# How do you cement the silver in AR that has gold and silver



## Refiner232121 (Mar 10, 2011)

I have a batch that is a like a stock pot 
I don't know if I can call it that

This is left of chemicals from here and there 
My question is this
If I have AR mixed with gold and silver in there plus other precious metals
Hoke talks about the platinum group and gold but how do you separate the silver from gold and the other metals
Hoke doesn't say anything about that.
How do you cement the silver in AR that has gold and silver
Do you use ice or something else


----------



## Barren Realms 007 (Mar 10, 2011)

The HCL in your AR should turn the silver to silver chloride. Then you can process it once filtered as described on the forum.


----------



## samuel-a (Mar 10, 2011)

Barren Realms 007 said:


> The HCL in your AR should turn the silver to silver chloride. Then you can process it once filtered as described on the forum.



Yup. 



Refiner232121
There's a reason why she didn't addressed that.

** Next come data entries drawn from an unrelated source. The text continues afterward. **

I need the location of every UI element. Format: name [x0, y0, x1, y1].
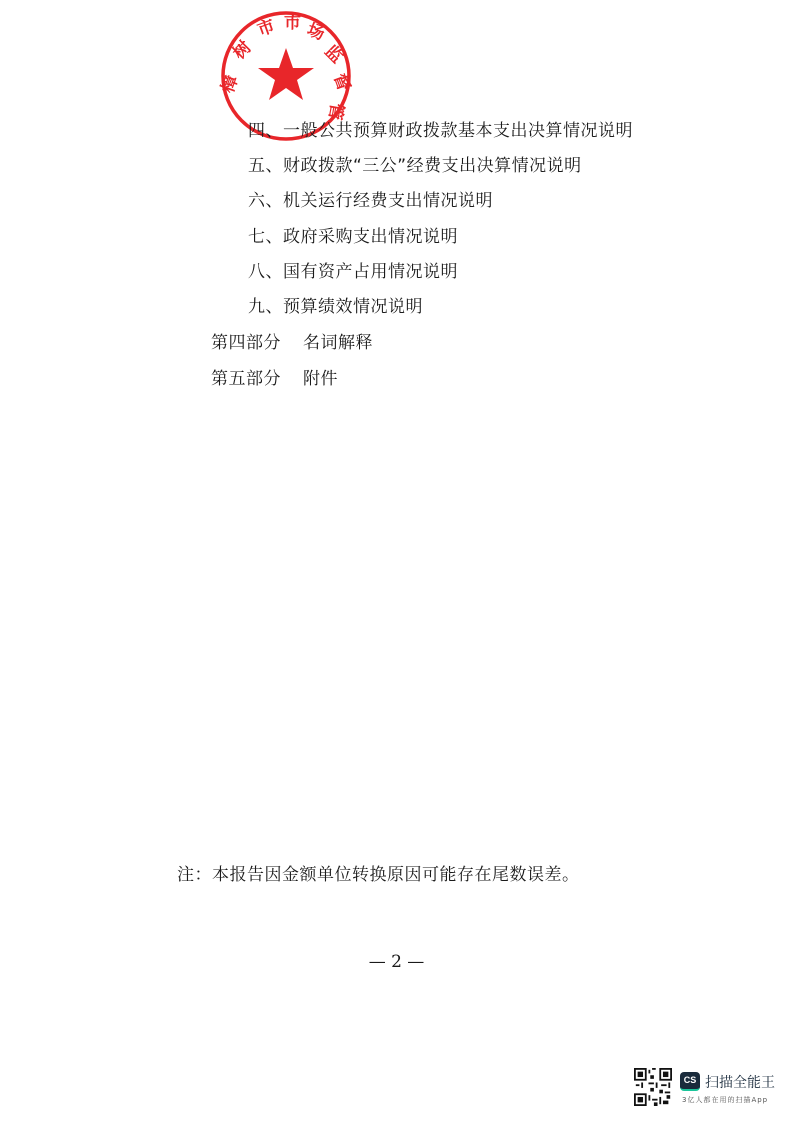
- footnote: 注：本报告因金额单位转换原因可能存在尾数误差。: [177, 864, 580, 886]
- camscanner-title: 扫描全能王: [705, 1072, 775, 1092]
- part-number: 第五部分: [211, 369, 281, 389]
- star-icon: [258, 48, 314, 100]
- camscanner-watermark: CS 扫描全能王 3亿人都在用的扫描App: [634, 1068, 784, 1112]
- toc-item: 九、预算绩效情况说明: [248, 296, 423, 318]
- svg-text:管: 管: [324, 101, 348, 121]
- svg-text:场: 场: [304, 20, 327, 45]
- toc-item: 四、一般公共预算财政拨款基本支出决算情况说明: [248, 120, 633, 142]
- toc-item: 八、国有资产占用情况说明: [248, 261, 458, 283]
- svg-text:监: 监: [320, 41, 347, 68]
- camscanner-subtitle: 3亿人都在用的扫描App: [682, 1095, 768, 1105]
- part-title: 名词解释: [303, 333, 373, 353]
- part-title: 附件: [303, 369, 338, 389]
- toc-item: 七、政府采购支出情况说明: [248, 226, 458, 248]
- toc-part: 第四部分名词解释: [211, 332, 373, 354]
- toc-item: 五、财政拨款“三公”经费支出决算情况说明: [248, 155, 582, 177]
- svg-text:樟: 樟: [218, 73, 243, 96]
- qr-code-icon: [634, 1068, 672, 1106]
- camscanner-logo-icon: CS: [680, 1072, 700, 1091]
- toc-part: 第五部分附件: [211, 368, 338, 390]
- toc-item: 六、机关运行经费支出情况说明: [248, 190, 493, 212]
- part-number: 第四部分: [211, 333, 281, 353]
- page-number: — 2 —: [0, 952, 793, 972]
- svg-text:市: 市: [284, 12, 301, 33]
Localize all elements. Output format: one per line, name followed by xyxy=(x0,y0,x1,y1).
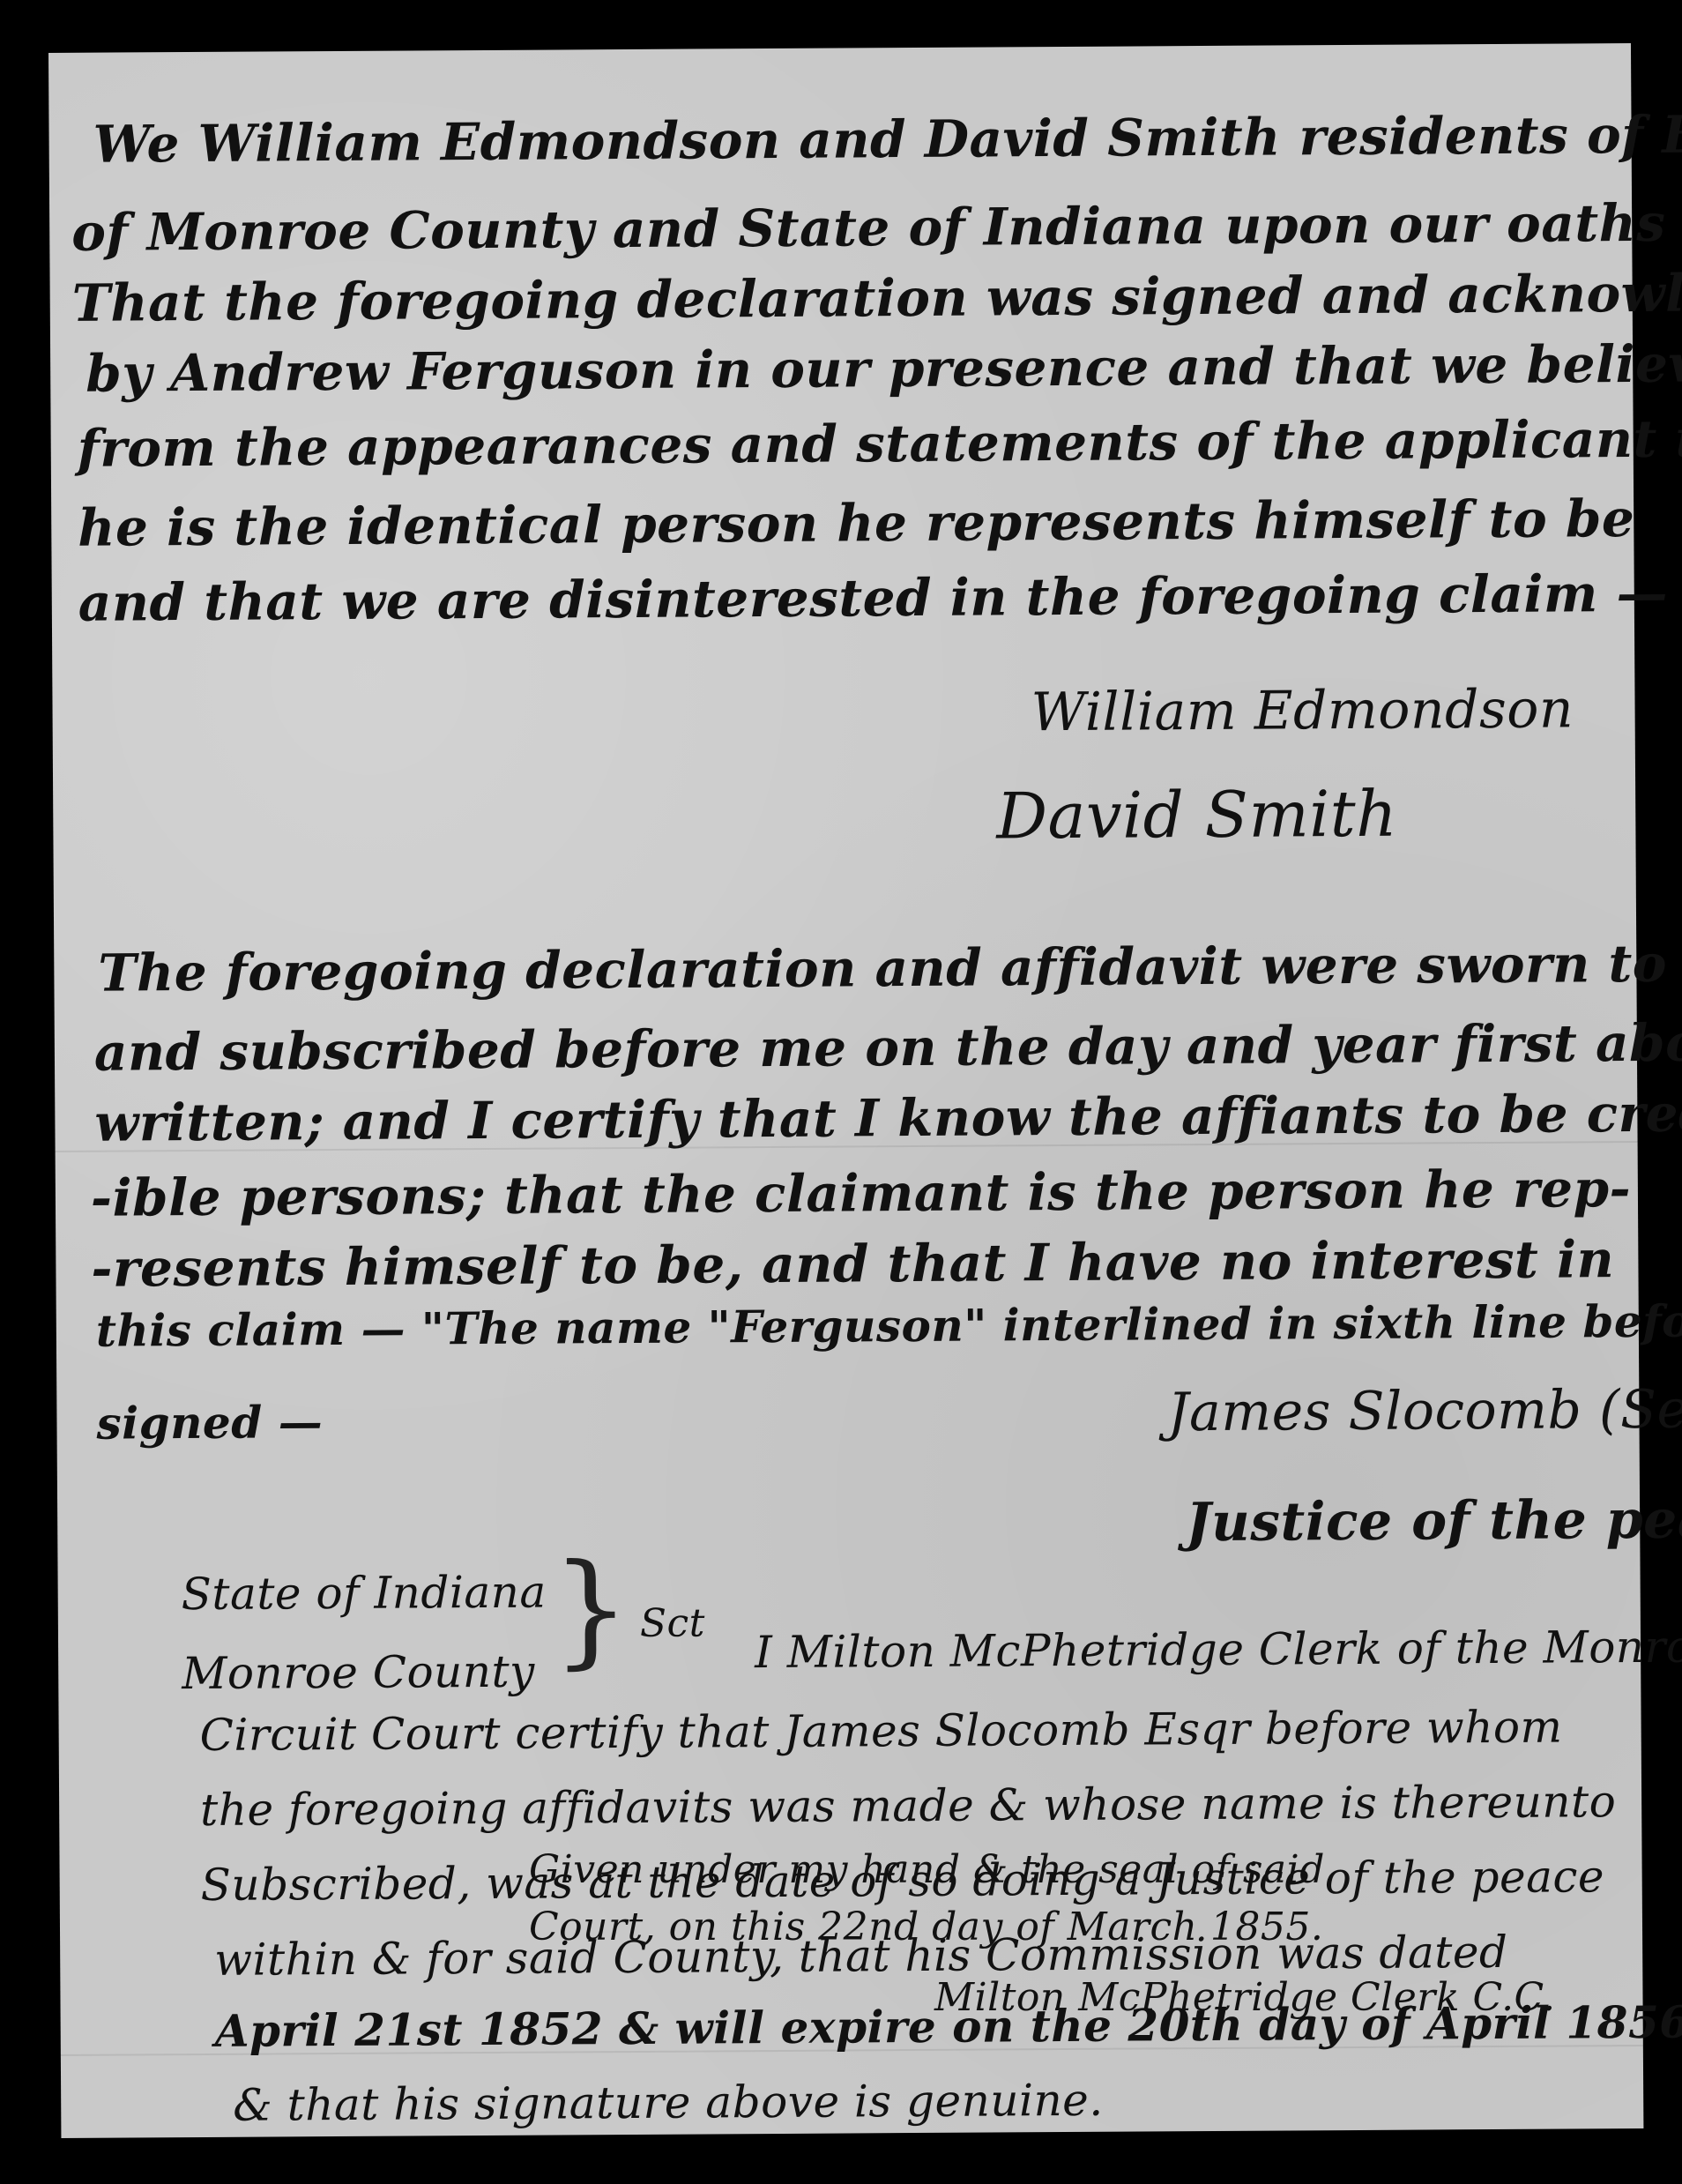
clerk-line-7: & that his signature above is genuine. xyxy=(233,2075,1104,2131)
affidavit-line-2: of Monroe County and State of Indiana up… xyxy=(71,191,1682,263)
clerk-line-2: Circuit Court certify that James Slocomb… xyxy=(199,1702,1562,1761)
justice-line-6: this claim — "The name "Ferguson" interl… xyxy=(96,1294,1682,1356)
affidavit-line-4: by Andrew Ferguson in our presence and t… xyxy=(86,333,1682,403)
clerk-line-1: I Milton McPhetridge Clerk of the Monroe xyxy=(755,1621,1682,1678)
clerk-line-3: the foregoing affidavits was made & whos… xyxy=(200,1776,1616,1836)
document-page: We William Edmondson and David Smith res… xyxy=(48,43,1643,2138)
affidavit-line-7: and that we are disinterested in the for… xyxy=(78,563,1669,633)
justice-line-7: signed — xyxy=(96,1396,323,1450)
venue-county: Monroe County xyxy=(182,1646,535,1699)
justice-line-5: -resents himself to be, and that I have … xyxy=(91,1229,1614,1299)
clerk-line-9: Court, on this 22nd day of March 1855. xyxy=(529,1904,1323,1949)
clerk-line-8: Given under my hand & the seal of said xyxy=(529,1847,1325,1892)
affidavit-line-3: That the foregoing declaration was signe… xyxy=(72,262,1682,332)
affidavit-line-6: he is the identical person he represents… xyxy=(78,488,1634,558)
signature-james-slocomb: James Slocomb (Seal) xyxy=(1167,1378,1682,1443)
venue-state: State of Indiana xyxy=(182,1567,547,1621)
justice-line-3: written; and I certify that I know the a… xyxy=(94,1083,1682,1152)
affidavit-line-1: We William Edmondson and David Smith res… xyxy=(93,102,1682,174)
justice-title: Justice of the peace xyxy=(1186,1488,1682,1554)
signature-william-edmondson: William Edmondson xyxy=(1031,678,1574,743)
justice-line-2: and subscribed before me on the day and … xyxy=(94,1012,1682,1083)
venue-brace-icon: } xyxy=(551,1548,630,1673)
affidavit-line-5: from the appearances and statements of t… xyxy=(78,408,1682,479)
justice-line-1: The foregoing declaration and affidavit … xyxy=(98,934,1667,1003)
venue-mark: Sct xyxy=(640,1600,705,1645)
signature-milton-mcphetridge: Milton McPhetridge Clerk C.C. xyxy=(934,1975,1556,2020)
signature-david-smith: David Smith xyxy=(996,777,1397,853)
justice-line-4: -ible persons; that the claimant is the … xyxy=(91,1159,1632,1228)
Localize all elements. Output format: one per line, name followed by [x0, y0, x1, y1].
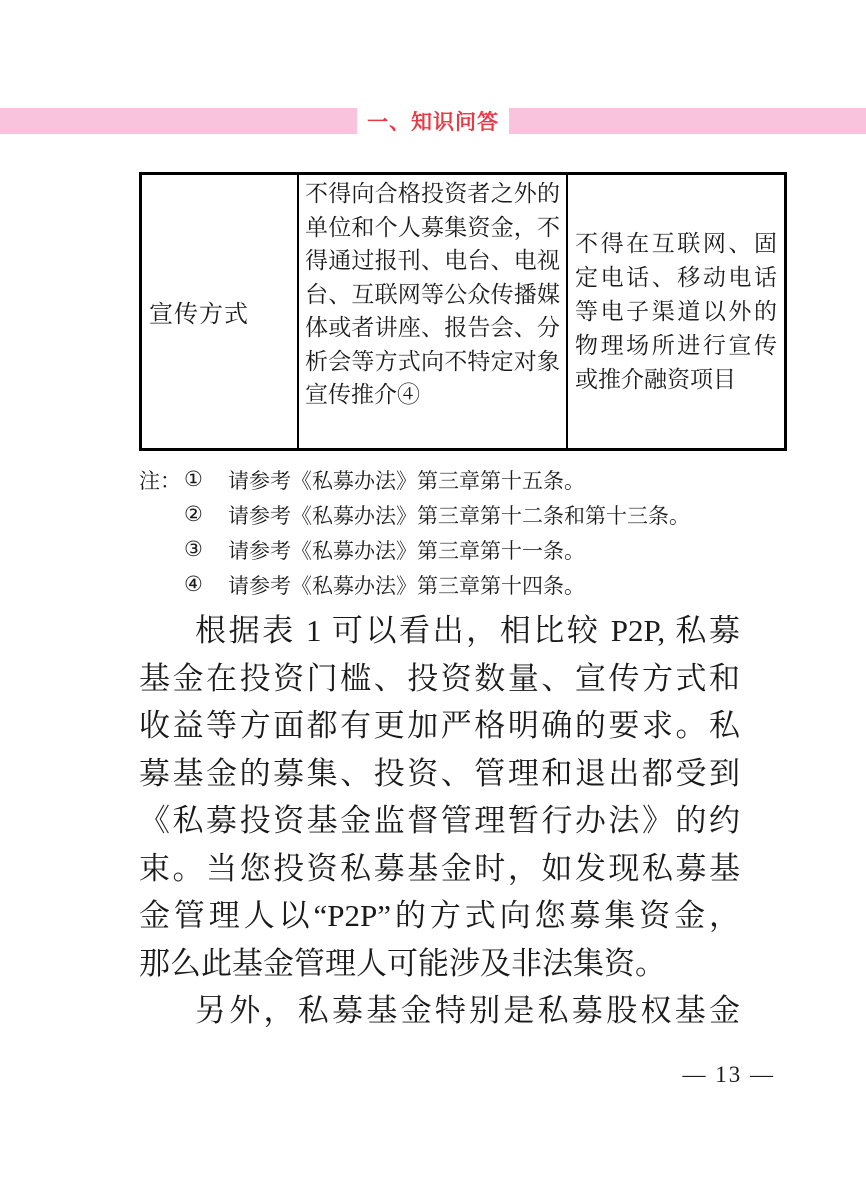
footnote-item: ② 请参考《私募办法》第三章第十二条和第十三条。: [139, 497, 779, 532]
text-line: 收益等方面都有更加严格明确的要求。私: [139, 702, 740, 750]
text-line: 募基金的募集、投资、管理和退出都受到: [139, 750, 740, 798]
footnote-text: 请参考《私募办法》第三章第十五条。: [228, 465, 585, 495]
footnote-item: ④ 请参考《私募办法》第三章第十四条。: [139, 567, 779, 602]
text-line: 那么此基金管理人可能涉及非法集资。: [139, 940, 740, 988]
p2p-cell: 不得在互联网、固定电话、移动电话等电子渠道以外的物理场所进行宣传或推介融资项目: [567, 174, 786, 450]
private-fund-cell: 不得向合格投资者之外的单位和个人募集资金，不得通过报刊、电台、电视台、互联网等公…: [298, 174, 567, 450]
footnote-prefix: 注：: [139, 465, 184, 495]
footnote-item: ③ 请参考《私募办法》第三章第十一条。: [139, 532, 779, 567]
book-page: 一、知识问答 宣传方式 不得向合格投资者之外的单位和个人募集资金，不得通过报刊、…: [0, 0, 866, 1189]
footnote-text: 请参考《私募办法》第三章第十四条。: [228, 570, 585, 600]
footnotes: 注： ① 请参考《私募办法》第三章第十五条。 ② 请参考《私募办法》第三章第十二…: [139, 462, 779, 602]
footnote-item: 注： ① 请参考《私募办法》第三章第十五条。: [139, 462, 779, 497]
body-paragraphs: 根据表 1 可以看出，相比较 P2P, 私募 基金在投资门槛、投资数量、宣传方式…: [139, 607, 740, 1035]
footnote-text: 请参考《私募办法》第三章第十二条和第十三条。: [228, 500, 690, 530]
footnote-number: ④: [184, 572, 228, 597]
row-label-cell: 宣传方式: [141, 174, 299, 450]
footnote-number: ①: [184, 467, 228, 492]
header-band-right: [509, 108, 866, 134]
text-line: 束。当您投资私募基金时，如发现私募基: [139, 845, 740, 893]
table-row: 宣传方式 不得向合格投资者之外的单位和个人募集资金，不得通过报刊、电台、电视台、…: [141, 174, 786, 450]
footnote-number: ③: [184, 537, 228, 562]
page-number: — 13 —: [683, 1062, 776, 1088]
text-line: 《私募投资基金监督管理暂行办法》的约: [139, 797, 740, 845]
header-band-gap: 一、知识问答: [357, 108, 509, 134]
footnote-number: ②: [184, 502, 228, 527]
text-line: 另外，私募基金特别是私募股权基金: [139, 987, 740, 1035]
header-band: 一、知识问答: [0, 108, 866, 134]
page-title: 一、知识问答: [367, 106, 499, 136]
footnote-text: 请参考《私募办法》第三章第十一条。: [228, 535, 585, 565]
text-line: 根据表 1 可以看出，相比较 P2P, 私募: [139, 607, 740, 655]
header-band-left: [0, 108, 357, 134]
text-line: 基金在投资门槛、投资数量、宣传方式和: [139, 655, 740, 703]
comparison-table: 宣传方式 不得向合格投资者之外的单位和个人募集资金，不得通过报刊、电台、电视台、…: [139, 172, 787, 451]
text-line: 金管理人以“P2P”的方式向您募集资金，: [139, 892, 740, 940]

While cold and dilute and with no oxidizers, your stock pot solution will not hold AgCl in it, it will precipitate it as fine white/gray powder in time.
Even hot, concentrated AR will not dissolve great amounts of silver, only traces and usually the fine silver particles. 

You can not cement something that ain't there..., and don't forget about all of the other metals that are lower on the EMS that will co-cement as well.


----------